Classification Accuracy
Classification accuracy should be outlined because the range of correct predictions created as a quantitative relation of all predictions created.
Accuracy of classification equals (TP + TN) / (TP + FP + FN + TN)
Precision
Because of the variety of accurate documents that ML/DL models returned, precision, which is used in document retrievals, is also described.
Precision equals TP / (TP + FP)
Sensitivity or Recall
Recall is also discussed since the ML/DL models' range of positive results.
Recall equals TP / (TP + FN)
Specificity
Specificity, in distinction to recall, is also outlined because the range of negatives came back by ML/DL models.
Specificity equals TN / (TN + FP)
F1-Score
The weighted average of recall and precision is used to generate the F1-score. Precision and recall both have an equal impact on the F1 score.

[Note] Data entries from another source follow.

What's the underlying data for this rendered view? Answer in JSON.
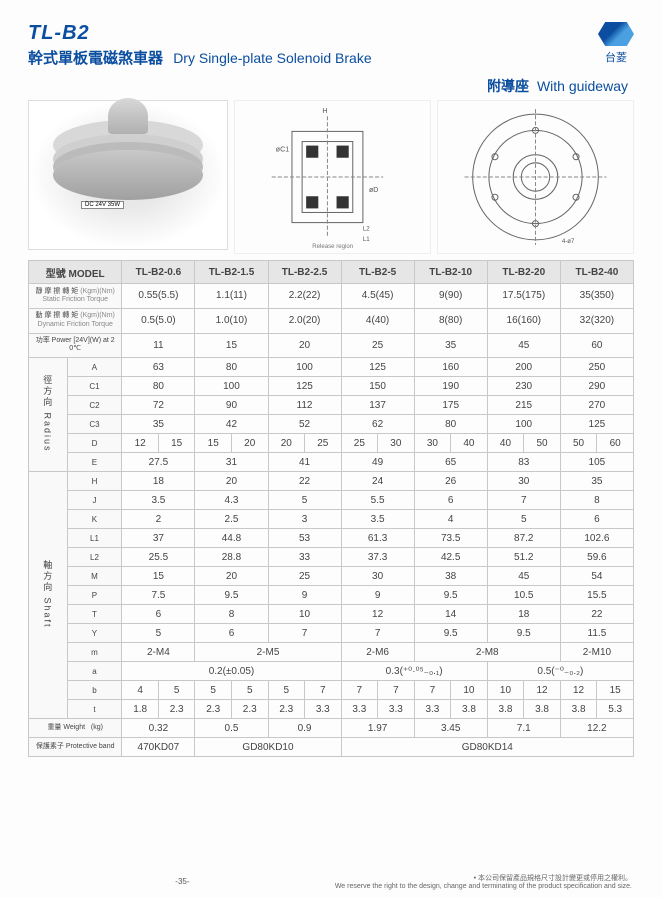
{
  "header": {
    "code": "TL-B2",
    "name_cn": "幹式單板電磁煞車器",
    "name_en": "Dry Single-plate Solenoid Brake",
    "brand": "台菱",
    "guide_cn": "附導座",
    "guide_en": "With guideway",
    "prod_label": "DC 24V 35W"
  },
  "colors": {
    "accent": "#0b4ea0",
    "header_bg": "#e6e6e6",
    "border": "#c8c8c8",
    "text": "#444444",
    "page_bg": "#fdfdfd"
  },
  "models": [
    "TL-B2-0.6",
    "TL-B2-1.5",
    "TL-B2-2.5",
    "TL-B2-5",
    "TL-B2-10",
    "TL-B2-20",
    "TL-B2-40"
  ],
  "rows": {
    "model_label": "型號 MODEL",
    "static_label_cn": "靜 摩 擦 轉 矩",
    "static_label_en": "Static Friction Torque",
    "static_unit": "(Kgm)(Nm)",
    "static": [
      "0.55(5.5)",
      "1.1(11)",
      "2.2(22)",
      "4.5(45)",
      "9(90)",
      "17.5(175)",
      "35(350)"
    ],
    "dynamic_label_cn": "動 摩 擦 轉 矩",
    "dynamic_label_en": "Dynamic Friction Torque",
    "dynamic_unit": "(Kgm)(Nm)",
    "dynamic": [
      "0.5(5.0)",
      "1.0(10)",
      "2.0(20)",
      "4(40)",
      "8(80)",
      "16(160)",
      "32(320)"
    ],
    "power_label": "功率 Power [24V](W) at 20℃",
    "power": [
      "11",
      "15",
      "20",
      "25",
      "35",
      "45",
      "60"
    ],
    "radius_label": "徑方向\nRadius",
    "A": [
      "63",
      "80",
      "100",
      "125",
      "160",
      "200",
      "250"
    ],
    "C1": [
      "80",
      "100",
      "125",
      "150",
      "190",
      "230",
      "290"
    ],
    "C2": [
      "72",
      "90",
      "112",
      "137",
      "175",
      "215",
      "270"
    ],
    "C3": [
      "35",
      "42",
      "52",
      "62",
      "80",
      "100",
      "125"
    ],
    "D": [
      [
        "12",
        "15"
      ],
      [
        "15",
        "20"
      ],
      [
        "20",
        "25"
      ],
      [
        "25",
        "30"
      ],
      [
        "30",
        "40"
      ],
      [
        "40",
        "50"
      ],
      [
        "50",
        "60"
      ]
    ],
    "E": [
      "27.5",
      "31",
      "41",
      "49",
      "65",
      "83",
      "105"
    ],
    "shaft_label": "軸方向\nShaft",
    "H": [
      "18",
      "20",
      "22",
      "24",
      "26",
      "30",
      "35"
    ],
    "J": [
      "3.5",
      "4.3",
      "5",
      "5.5",
      "6",
      "7",
      "8"
    ],
    "K": [
      "2",
      "2.5",
      "3",
      "3.5",
      "4",
      "5",
      "6"
    ],
    "L1": [
      "37",
      "44.8",
      "53",
      "61.3",
      "73.5",
      "87.2",
      "102.6"
    ],
    "L2": [
      "25.5",
      "28.8",
      "33",
      "37.3",
      "42.5",
      "51.2",
      "59.6"
    ],
    "M": [
      "15",
      "20",
      "25",
      "30",
      "38",
      "45",
      "54"
    ],
    "P": [
      "7.5",
      "9.5",
      "9",
      "9",
      "9.5",
      "10.5",
      "15.5"
    ],
    "T": [
      "6",
      "8",
      "10",
      "12",
      "14",
      "18",
      "22"
    ],
    "Y": [
      "5",
      "6",
      "7",
      "7",
      "9.5",
      "9.5",
      "11.5"
    ],
    "m_label": "m",
    "m_vals": [
      "2-M4",
      "2-M5",
      "2-M6",
      "2-M8",
      "2-M10"
    ],
    "m_spans": [
      1,
      2,
      1,
      2,
      1
    ],
    "a_label": "a",
    "a_vals": [
      "0.2(±0.05)",
      "0.3(⁺⁰·⁰⁵₋₀.₁)",
      "0.5(⁻⁰₋₀.₂)"
    ],
    "a_spans": [
      3,
      2,
      2
    ],
    "b": [
      [
        "4",
        "5"
      ],
      [
        "5",
        "5"
      ],
      [
        "5",
        "7"
      ],
      [
        "7",
        "7"
      ],
      [
        "7",
        "10"
      ],
      [
        "10",
        "12"
      ],
      [
        "12",
        "15"
      ]
    ],
    "t": [
      [
        "1.8",
        "2.3"
      ],
      [
        "2.3",
        "2.3"
      ],
      [
        "2.3",
        "3.3"
      ],
      [
        "3.3",
        "3.3"
      ],
      [
        "3.3",
        "3.8"
      ],
      [
        "3.8",
        "3.8"
      ],
      [
        "3.8",
        "5.3"
      ]
    ],
    "weight_label_cn": "重量 Weight",
    "weight_unit": "(kg)",
    "weight": [
      "0.32",
      "0.5",
      "0.9",
      "1.97",
      "3.45",
      "7.1",
      "12.2"
    ],
    "pband_label_cn": "保護素子 Protective band",
    "pband_vals": [
      "470KD07",
      "GD80KD10",
      "GD80KD14"
    ],
    "pband_spans": [
      1,
      2,
      4
    ]
  },
  "footer": {
    "page": "-35-",
    "note_cn": "• 本公司保留產品規格尺寸設計變更或停用之權利。",
    "note_en": "We reserve the right to the design, change and terminating of the product specification and size."
  }
}
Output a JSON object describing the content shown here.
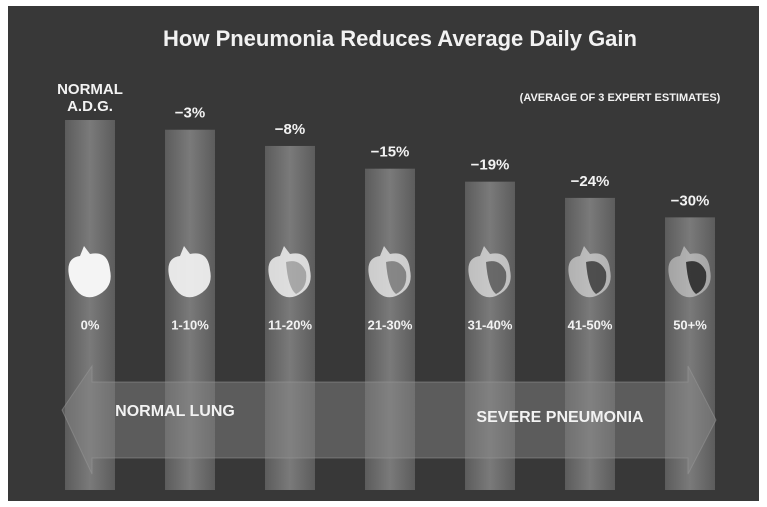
{
  "chart_data": {
    "type": "bar",
    "title": "How Pneumonia Reduces Average Daily Gain",
    "subtitle": "(AVERAGE OF 3 EXPERT ESTIMATES)",
    "categories": [
      "0%",
      "1-10%",
      "11-20%",
      "21-30%",
      "31-40%",
      "41-50%",
      "50+%"
    ],
    "values": [
      0,
      -3,
      -8,
      -15,
      -19,
      -24,
      -30
    ],
    "value_labels": [
      "NORMAL A.D.G.",
      "−3%",
      "−8%",
      "−15%",
      "−19%",
      "−24%",
      "−30%"
    ],
    "color": "#707070",
    "ylim": [
      -114,
      0
    ],
    "arrow_left_label": "NORMAL LUNG",
    "arrow_right_label": "SEVERE PNEUMONIA"
  }
}
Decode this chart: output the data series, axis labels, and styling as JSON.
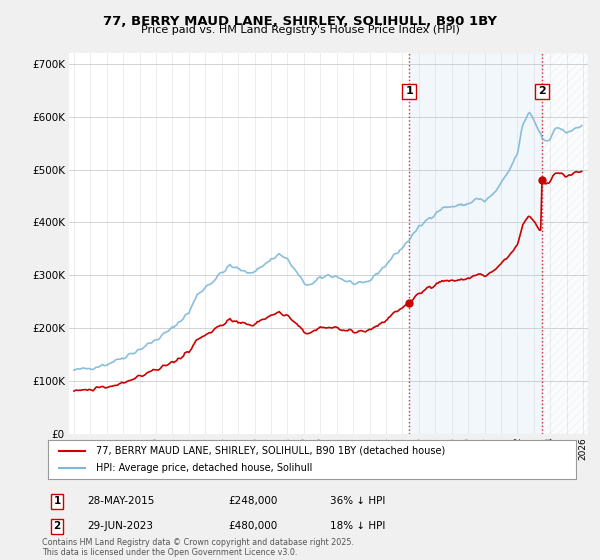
{
  "title": "77, BERRY MAUD LANE, SHIRLEY, SOLIHULL, B90 1BY",
  "subtitle": "Price paid vs. HM Land Registry's House Price Index (HPI)",
  "footnote": "Contains HM Land Registry data © Crown copyright and database right 2025.\nThis data is licensed under the Open Government Licence v3.0.",
  "legend_property": "77, BERRY MAUD LANE, SHIRLEY, SOLIHULL, B90 1BY (detached house)",
  "legend_hpi": "HPI: Average price, detached house, Solihull",
  "sale1_date": "28-MAY-2015",
  "sale1_price": "£248,000",
  "sale1_hpi": "36% ↓ HPI",
  "sale2_date": "29-JUN-2023",
  "sale2_price": "£480,000",
  "sale2_hpi": "18% ↓ HPI",
  "sale1_price_val": 248000,
  "sale2_price_val": 480000,
  "sale1_year": 2015.41,
  "sale2_year": 2023.49,
  "hpi_color": "#7db8d8",
  "property_color": "#cc0000",
  "vline_color": "#cc0000",
  "shade_color": "#ddeeff",
  "background_color": "#f0f0f0",
  "plot_bg_color": "#ffffff",
  "ylim": [
    0,
    720000
  ],
  "yticks": [
    0,
    100000,
    200000,
    300000,
    400000,
    500000,
    600000,
    700000
  ],
  "xlim_left": 1994.7,
  "xlim_right": 2026.3
}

F1-score equals 2 x (recall x precision) / (recall + precision)
AUC- ROC Score
AUC-ROC metric can tell us regarding the competence of model in identifying the categories.
Balanced Accuracy Score
The balanced accuracy in binary and multiclass classification issues are accustomed cope with unbalanced datasets. It’s outlined because the average of recall obtained on every category. The simplest worth is one and also the worst worth is zero.